À propos des romans d'Amélie Nothomb par exemple, Alexandru Matei écrit : « Ses romans sont biographistes,  auto-ironiques, pleins de goût, qualité qui présente assez d'inconvénients, car un beau livre peut ennuyer s'il ne provoque pas son beauté en duel, en la tuant » (242). Une question parmi d'autres que l'auteur soulève est si la fonction de catharsis de ce type de littérature est plus forte que celle d' “entertainment”. Se voulant objectif, l'auteur fait dire à Jean Echnoz, son auteur favori, la sentence suivante : « l'écrivain sera dorénavant payé à divertir, à côté des acteurs et musiciens, tel comme il était avant le XIXème siècle.
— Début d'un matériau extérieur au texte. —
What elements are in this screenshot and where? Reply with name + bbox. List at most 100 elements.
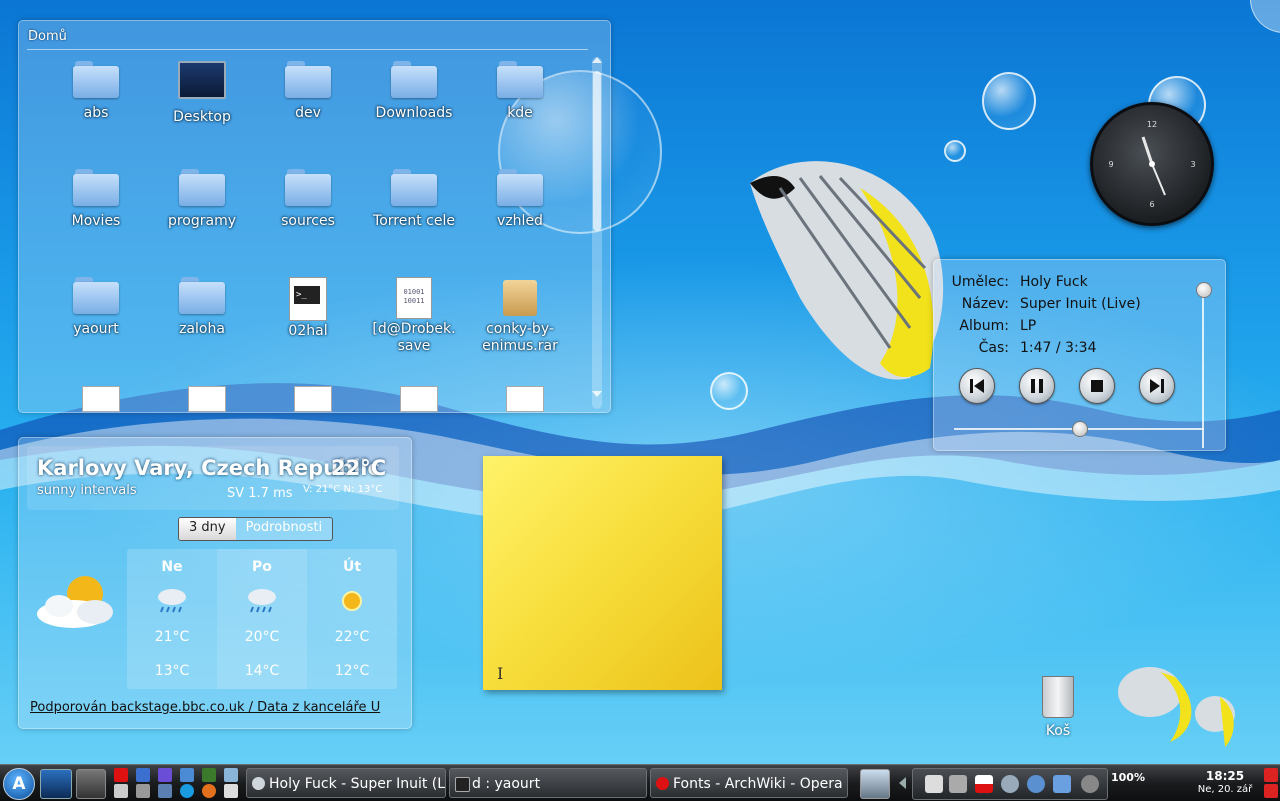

Si cela ne lui plaît pas, qu'il disparaisse ! » (356)

            Par ailleurs, Alexandru Matei soutient que tous les lecteurs d'aujourd'hui doivent savoir qu' « il n'y a pas bon auteur qui ne soit pas tant soit peut postmoderne, à savoir actuel. Parce que le présent signifie aujourd'hui en littérature une nouvelle configuration du passé, un ordre différent imprimé aux mêmes pièces et la confiance dans la génération du sens pas autant par les pièces en soi, mais par l'ordre de leur assemblage » (224).

            Le titre de l'ouvrage est révélateur. N'y va-t-il pas de raisons publicitaires ? Ou bien parce que l'auteur lui-même se pose-t-il autant de questions qui les pose à son tour à ses contemporains ? Malgré l'effritement du caractère national de la littérature, sa retraite dans des livres-gadget, son prononcé de caractère oral, les glas de la littérature n'ont pas encore sonné. Elle a toujours eu des moments de perte, d'égarement, elle a été parfois malade – c'est là même où elle puise sa force, mais notre espoir est qu'elle survivra toujours pour le plus grand plaisir de nos émotions. Voici un ouvrage critique sur la littérature moderne et postmoderne à ne pas rater. Une véritable invitation à la lecture autant qu'une invitation de réflexion philosophique.